张阳见状纠结道:“看来压力还是不够大,盖子的边沿有不少蒸汽漏出来,密封性也不好。”
“姐夫放心,本王已经有了许多明悟,且多给一些时日。”
张阳叹道:“要是那些前贤不把智慧都用在揣摩人心上,多用于民生建设,光是张衡他老人家的智慧,就能造出浑天仪,这种不世出的伟人怎么就不能多几个,为什么到了后来全部都去写圣贤书,要在人前显圣呢?”
“嗯。”李泰重重点头,“他们都是混账!全是天杀的。”
张阳拍案道:“说得好。”
“那些老儒生都该埋了。”
“恩……”
李泰的语气又重了几分,“世家祸国殃民!”
张阳越发欣赏这个胖子了,他的理念与境界又高了几分,当初果然没有看错他,是个可造之才。
李泰走时,张阳还叮嘱道:“魏王殿下不要急于求成,慢慢来,安全第一。
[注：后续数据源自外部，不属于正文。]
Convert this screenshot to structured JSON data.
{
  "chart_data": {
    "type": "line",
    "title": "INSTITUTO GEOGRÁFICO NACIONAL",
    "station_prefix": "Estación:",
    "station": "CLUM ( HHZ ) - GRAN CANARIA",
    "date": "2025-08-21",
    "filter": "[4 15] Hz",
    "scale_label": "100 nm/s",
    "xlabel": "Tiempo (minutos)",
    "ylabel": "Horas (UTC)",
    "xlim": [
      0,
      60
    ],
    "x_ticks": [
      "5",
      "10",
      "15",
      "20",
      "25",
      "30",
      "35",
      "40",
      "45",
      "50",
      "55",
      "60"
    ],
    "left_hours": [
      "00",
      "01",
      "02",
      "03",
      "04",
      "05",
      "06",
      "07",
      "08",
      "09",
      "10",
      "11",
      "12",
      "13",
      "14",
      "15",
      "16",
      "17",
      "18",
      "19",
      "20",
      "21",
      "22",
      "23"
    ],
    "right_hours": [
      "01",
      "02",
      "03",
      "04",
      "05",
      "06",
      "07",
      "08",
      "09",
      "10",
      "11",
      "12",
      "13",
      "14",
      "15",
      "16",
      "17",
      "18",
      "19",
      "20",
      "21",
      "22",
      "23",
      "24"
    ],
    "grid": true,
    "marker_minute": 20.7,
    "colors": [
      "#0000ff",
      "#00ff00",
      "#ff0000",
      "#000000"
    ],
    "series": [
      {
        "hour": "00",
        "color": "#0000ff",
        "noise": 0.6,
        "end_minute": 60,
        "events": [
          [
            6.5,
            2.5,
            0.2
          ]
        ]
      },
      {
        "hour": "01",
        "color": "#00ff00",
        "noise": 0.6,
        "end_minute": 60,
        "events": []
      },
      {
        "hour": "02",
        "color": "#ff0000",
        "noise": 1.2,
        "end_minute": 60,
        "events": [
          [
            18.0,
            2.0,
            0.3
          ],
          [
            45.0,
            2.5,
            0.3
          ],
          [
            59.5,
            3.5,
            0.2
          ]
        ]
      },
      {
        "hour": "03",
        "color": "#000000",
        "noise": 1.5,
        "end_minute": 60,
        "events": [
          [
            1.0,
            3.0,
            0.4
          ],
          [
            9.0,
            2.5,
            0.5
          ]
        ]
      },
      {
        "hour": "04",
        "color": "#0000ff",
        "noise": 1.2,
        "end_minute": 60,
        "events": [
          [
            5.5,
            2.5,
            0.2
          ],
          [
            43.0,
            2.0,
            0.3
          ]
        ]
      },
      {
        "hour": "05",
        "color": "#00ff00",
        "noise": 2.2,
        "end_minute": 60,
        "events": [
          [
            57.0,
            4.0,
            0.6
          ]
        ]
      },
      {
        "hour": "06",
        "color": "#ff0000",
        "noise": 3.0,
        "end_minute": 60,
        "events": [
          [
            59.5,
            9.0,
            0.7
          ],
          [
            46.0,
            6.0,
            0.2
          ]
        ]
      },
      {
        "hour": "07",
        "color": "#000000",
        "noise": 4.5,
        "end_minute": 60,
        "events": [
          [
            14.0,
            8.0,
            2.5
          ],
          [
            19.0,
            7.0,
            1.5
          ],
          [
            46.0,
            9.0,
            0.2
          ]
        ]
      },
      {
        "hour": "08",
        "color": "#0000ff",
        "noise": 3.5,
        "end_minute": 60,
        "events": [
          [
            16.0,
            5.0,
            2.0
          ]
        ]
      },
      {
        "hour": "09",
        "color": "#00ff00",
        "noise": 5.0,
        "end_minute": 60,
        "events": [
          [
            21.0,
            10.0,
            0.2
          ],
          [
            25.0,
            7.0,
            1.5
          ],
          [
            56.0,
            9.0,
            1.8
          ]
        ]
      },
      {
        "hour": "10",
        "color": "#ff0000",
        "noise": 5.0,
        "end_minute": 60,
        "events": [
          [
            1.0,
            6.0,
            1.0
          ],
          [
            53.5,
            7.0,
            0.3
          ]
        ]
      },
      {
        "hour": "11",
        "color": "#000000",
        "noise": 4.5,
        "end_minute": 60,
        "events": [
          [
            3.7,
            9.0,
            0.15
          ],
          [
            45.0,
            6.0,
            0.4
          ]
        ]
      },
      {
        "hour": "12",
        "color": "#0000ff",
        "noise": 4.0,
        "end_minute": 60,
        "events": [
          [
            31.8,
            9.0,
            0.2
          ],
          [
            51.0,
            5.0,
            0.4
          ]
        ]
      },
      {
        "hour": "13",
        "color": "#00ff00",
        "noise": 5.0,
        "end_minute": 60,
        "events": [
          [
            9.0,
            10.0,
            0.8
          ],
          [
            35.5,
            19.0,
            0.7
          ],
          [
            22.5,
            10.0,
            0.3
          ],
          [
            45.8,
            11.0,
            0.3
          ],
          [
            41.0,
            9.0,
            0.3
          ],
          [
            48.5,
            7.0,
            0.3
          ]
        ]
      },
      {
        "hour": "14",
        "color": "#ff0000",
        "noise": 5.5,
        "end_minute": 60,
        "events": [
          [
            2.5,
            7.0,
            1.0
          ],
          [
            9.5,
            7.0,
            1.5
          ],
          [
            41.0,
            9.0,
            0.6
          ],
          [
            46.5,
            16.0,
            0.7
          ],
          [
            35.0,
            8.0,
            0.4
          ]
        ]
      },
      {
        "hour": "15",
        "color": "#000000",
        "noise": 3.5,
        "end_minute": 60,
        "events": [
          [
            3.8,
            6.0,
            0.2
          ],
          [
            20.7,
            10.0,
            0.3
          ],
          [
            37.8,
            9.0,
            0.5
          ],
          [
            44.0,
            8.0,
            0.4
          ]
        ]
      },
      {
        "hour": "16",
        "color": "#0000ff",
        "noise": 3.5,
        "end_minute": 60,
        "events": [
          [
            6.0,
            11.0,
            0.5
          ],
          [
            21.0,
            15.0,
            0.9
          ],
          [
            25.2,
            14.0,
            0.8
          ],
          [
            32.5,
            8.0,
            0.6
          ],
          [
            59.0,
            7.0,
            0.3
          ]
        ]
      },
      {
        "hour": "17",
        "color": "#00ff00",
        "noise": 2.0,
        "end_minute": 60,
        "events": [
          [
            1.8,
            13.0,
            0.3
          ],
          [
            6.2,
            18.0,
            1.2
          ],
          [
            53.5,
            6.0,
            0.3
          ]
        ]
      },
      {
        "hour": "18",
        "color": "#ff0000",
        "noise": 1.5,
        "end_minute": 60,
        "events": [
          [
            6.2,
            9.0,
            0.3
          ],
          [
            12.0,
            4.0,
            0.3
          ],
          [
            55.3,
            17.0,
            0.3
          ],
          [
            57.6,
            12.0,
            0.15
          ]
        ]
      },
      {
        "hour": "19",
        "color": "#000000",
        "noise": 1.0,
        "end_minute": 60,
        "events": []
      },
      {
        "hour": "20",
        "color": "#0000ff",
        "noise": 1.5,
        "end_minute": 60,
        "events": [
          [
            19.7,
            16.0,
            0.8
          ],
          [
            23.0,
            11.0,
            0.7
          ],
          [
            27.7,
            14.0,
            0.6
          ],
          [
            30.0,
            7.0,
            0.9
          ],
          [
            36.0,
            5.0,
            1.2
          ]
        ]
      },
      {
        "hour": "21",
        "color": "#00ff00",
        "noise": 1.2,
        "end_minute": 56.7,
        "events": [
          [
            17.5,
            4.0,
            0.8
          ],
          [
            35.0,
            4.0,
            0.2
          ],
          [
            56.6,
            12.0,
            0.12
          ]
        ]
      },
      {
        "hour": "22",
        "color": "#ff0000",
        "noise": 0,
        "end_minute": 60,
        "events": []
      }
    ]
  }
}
”
奈何这个胖子的脚步越来越快。
造一个压力锅简单,造一个蒸汽机很难,造个汽轮机更难。
生产制造永远是骊山的重点,没有生产就没有财富,解决了吃饭的问题,消灭贫困,消灭了贫困之后便是走向生产制造,奔向富裕。
骊山的铁匠坊,江师傅坐在铁匠坊前,看着当今陛下从一个工厂出来又进入另外一个工厂。
他低着头不敢言语,等陛下走到眼前,躬身弯腰行礼,心里想着张阳这个孩子许久没有回来了。
也不知道他在做什么,要是他现在来了,说不定能很走运地见到当今陛下。
这可是寻常人一辈子都得不到的机会,想着江师傅更加着急。
心中也担忧张阳在魏王殿下手底下办事会不会闯祸。
陛下看完了铁匠坊便离开了,言语间对这里的赤铁矿存量很不满意,竟然用得如此之快。
皇帝的权力
送走了陛下,江师傅很是忧心,也不知道张阳这孩子现在在做什么,他应该很不容易吧。
他走回铁匠坊,魏王殿下对大家一直都很好,看老头子我年事已高,也不用去打铁了,而是给安排了一个房间,安排平时事宜,看着这里便好。
走入这个小房间,房间内乱糟糟的,一旁的架子上放着各种的铁料的样本,还有一堆堆的图纸。
江师傅拿出平常放在腰间的骊山尺,仔细打量眼前这口锅的外沿与厚度,也不知道魏王殿下是如何想的,图纸上是一口像盒子一样的锅。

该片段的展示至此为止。